Puis, par actes des 23 et 25 août 2010 les appelantes assignaient les intimées principalement aux fins qu’il leur soit enjoint, sous astreinte, de cesser toute activité constitutive de concurrence déloyale et toute activité de prospection auprès des clientèles des sociétés G X, O P Q, GSM L et Y Conseil ainsi qu’à réparer leurs préjudices résultant de faits de parasitisme et de concurrence déloyale. À titre subsidiaire elles demandaient, sur le fondement d’une rupture brutale de relations commerciales établies, leur condamnation à des dommages-intérêts.
C’est dans ces conditions de fait et de droit qu’est intervenu le jugement susvisé présentement entrepris.
L’ordonnance de clôture a été rendue le 02 juillet 2015.
Motifs de la décision
En appel, les appelantes augmentent leurs demandes, abandonnent leurs moyens tirés d’une brusque rupture de relations commerciales établies et invoquent un nouveau fondement en visant l’article 1134 du Code civil en raison d’un manquement à l’obligation contractuelle de bonne foi et de loyauté.
Sur le moyen tiré de la concurrence déloyale
Pour débouter les appelantes de leurs demandes, le tribunal a constaté que les intimées n’exerçaient pas une activité concurrente et que Monsieur A n’était pas tenu par une clause de non-concurrence.
Les appelantes, en cause d’appel, fondent leur action en concurrence déloyale uniquement à l’encontre de la société GCA Entreprise.
Elles indiquent que Monsieur A, qui n’était pas tenu par une clause de non-concurrence à l’issue de son contrat de travail, a créé cette société de courtage en assurances, concurrente, dénommée GCA Entreprise, avant même la rupture de celui-ci.

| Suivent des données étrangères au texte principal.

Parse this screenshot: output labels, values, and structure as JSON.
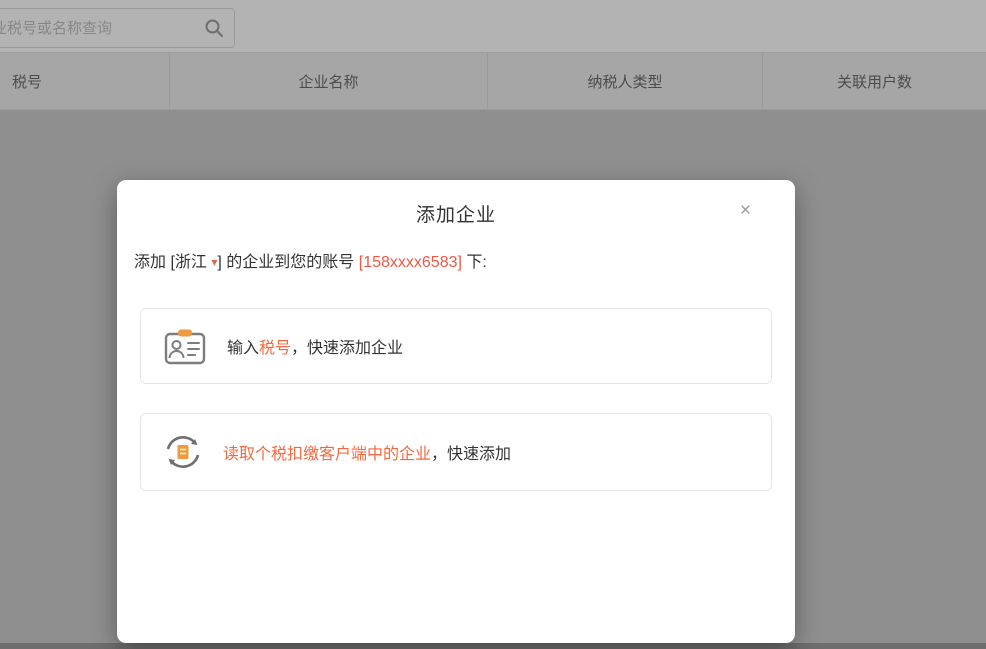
{
  "colors": {
    "accent_orange": "#f5683f",
    "phone_orange": "#f25744",
    "icon_clip_orange": "#ee9a3f",
    "overlay_gray": "#8f8f8f"
  },
  "topbar": {
    "search_placeholder": "企业税号或名称查询",
    "search_icon": "magnifier"
  },
  "table": {
    "headers": [
      "税号",
      "企业名称",
      "纳税人类型",
      "关联用户数"
    ]
  },
  "modal": {
    "title": "添加企业",
    "close_label": "×",
    "subtitle": {
      "p1": "添加 [",
      "region": "浙江",
      "caret": "▾",
      "p2": "] 的企业到您的账号 ",
      "phone": "[158xxxx6583]",
      "p3": " 下:"
    },
    "option1": {
      "icon": "id-card",
      "pre": "输入",
      "em": "税号",
      "post": "，快速添加企业"
    },
    "option2": {
      "icon": "sync-read",
      "em": "读取个税扣缴客户端中的企业",
      "post": "，快速添加"
    }
  }
}
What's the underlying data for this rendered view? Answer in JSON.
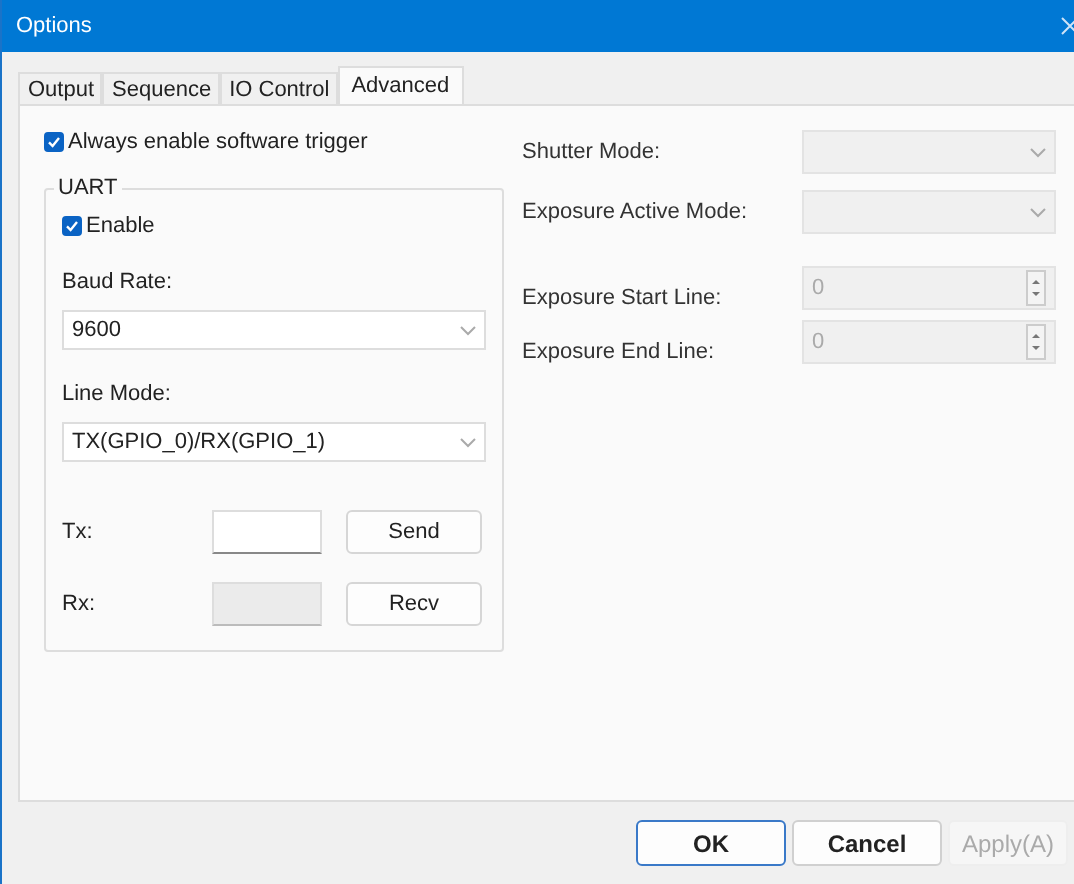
{
  "window": {
    "title": "Options"
  },
  "tabs": [
    {
      "label": "Output",
      "selected": false
    },
    {
      "label": "Sequence",
      "selected": false
    },
    {
      "label": "IO Control",
      "selected": false
    },
    {
      "label": "Advanced",
      "selected": true
    }
  ],
  "software_trigger": {
    "label": "Always enable software trigger",
    "checked": true
  },
  "uart": {
    "title": "UART",
    "enable": {
      "label": "Enable",
      "checked": true
    },
    "fields": [
      {
        "label": "Baud Rate:",
        "value": "9600"
      },
      {
        "label": "Line Mode:",
        "value": "TX(GPIO_0)/RX(GPIO_1)"
      }
    ],
    "io": [
      {
        "label": "Tx:",
        "disabled": false,
        "button": "Send"
      },
      {
        "label": "Rx:",
        "disabled": true,
        "button": "Recv"
      }
    ]
  },
  "settings": [
    {
      "kind": "select",
      "label": "Shutter Mode:",
      "disabled": true
    },
    {
      "kind": "select",
      "label": "Exposure Active Mode:",
      "disabled": true
    },
    {
      "kind": "spin",
      "label": "Exposure Start Line:",
      "value": "0",
      "disabled": true
    },
    {
      "kind": "spin",
      "label": "Exposure End Line:",
      "value": "0",
      "disabled": true
    }
  ],
  "buttons": [
    {
      "label": "OK",
      "default": true,
      "disabled": false
    },
    {
      "label": "Cancel",
      "default": false,
      "disabled": false
    },
    {
      "label": "Apply(A)",
      "default": false,
      "disabled": true
    }
  ]
}
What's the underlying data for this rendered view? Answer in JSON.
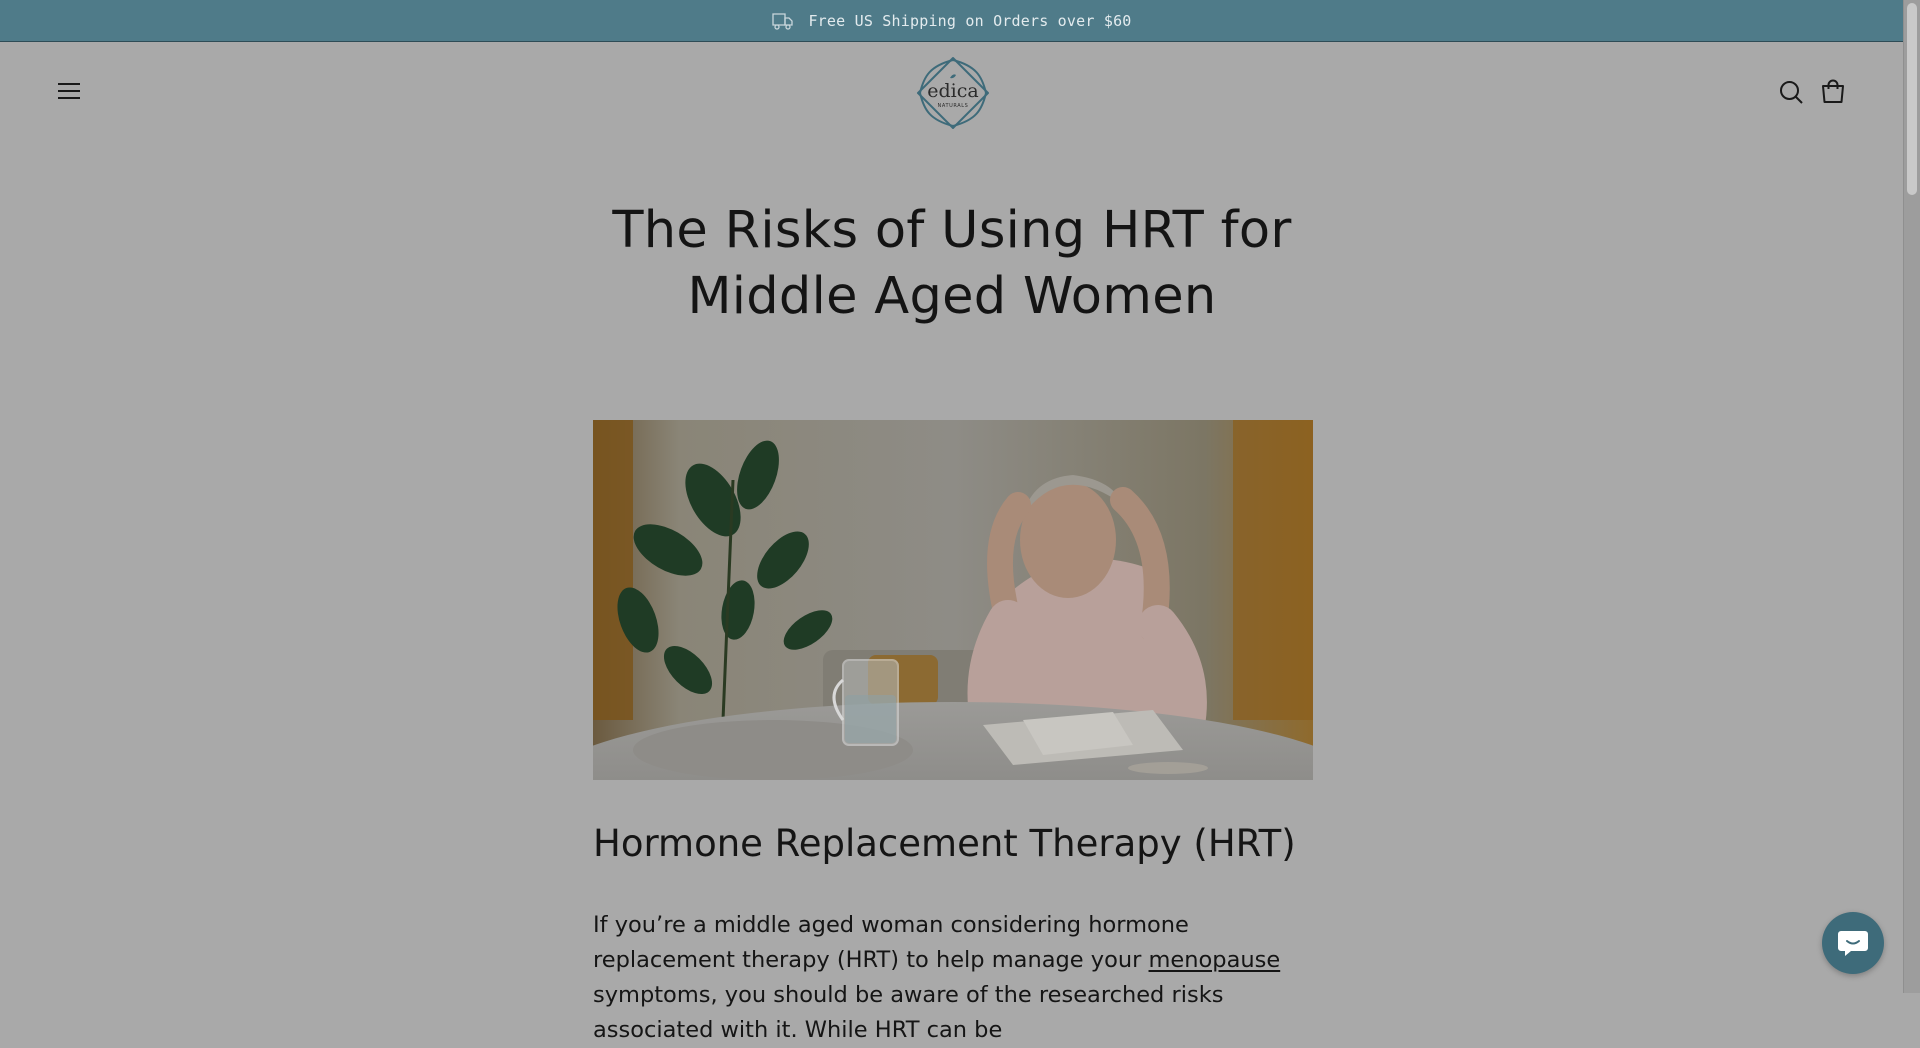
{
  "announcement": {
    "text": "Free US Shipping on Orders over $60",
    "icon": "truck-icon"
  },
  "header": {
    "logo": {
      "brand": "edica",
      "tagline": "NATURALS"
    },
    "icons": [
      "menu-icon",
      "search-icon",
      "cart-icon"
    ]
  },
  "article": {
    "title_line1": "The Risks of Using HRT for",
    "title_line2": "Middle Aged Women",
    "section_heading": "Hormone Replacement Therapy (HRT)",
    "paragraph": {
      "before_link": "If you’re a middle aged woman considering hormone replacement therapy (HRT) to help manage your ",
      "link_text": "menopause",
      "after_link": " symptoms, you should be aware of the researched risks associated with it. While HRT can be"
    }
  },
  "chat": {
    "icon": "chat-bubble-icon"
  },
  "colors": {
    "announcement_bg": "#4f7b89",
    "page_overlay": "#a9a9a9",
    "accent": "#3e6b7a"
  }
}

Toutefois, même si le licenciement n’a pas été matérialisé immédiatement, dès le 5 août 2009, les parties s’étaient entendues sur le principe d’une rupture et Monsieur E X indiquait à son salarié qu’il le dispensait de préavis, de sorte que celui-ci n’exerçait plus de fonctions au sein des sociétés dirigées par Monsieur E X à compter de cette date. En conséquence la création, le 24 août 2009, par Monsieur A, d’une société concurrente, alors qu’il n’était pas tenu par une clause de non-concurrence, ne constitue pas un acte de concurrence déloyale.
Les sociétés appelantes indiquent également que Monsieur A était associé de la société Y Conseil et soutiennent que la création de la société concurrente GCA Entreprise constituerait un acte de concurrence déloyale. Toutefois cette société Y Conseil, qui n’avait aucune activité, n’avait pas le statut de courtier, de sorte que les activités des deux sociétés n’étaient pas concurrentes.
Enfin, les sociétés appelantes prétendent que trois clients au moins auraient été détournés par la société GCA Entreprise et que les commissions perdues s’élèveraient à 81.702 euros.
Cependant l’action en concurrence déloyale, qui a pour fondement non une présomption de responsabilité qui repose sur l’article 1384 du Code civil, mais une faute engageant la responsabilité civile délictuelle de son auteur au sens des articles 1382 et 1383 du Code civil, suppose l’accomplissement d’actes positifs dont la preuve, selon les exigences de l’article 1315 du même code, incombe à celui qui s’en déclare victime. En l’espèce, les sociétés appelantes ne démontrent aucunement l’existence d’actes déloyaux.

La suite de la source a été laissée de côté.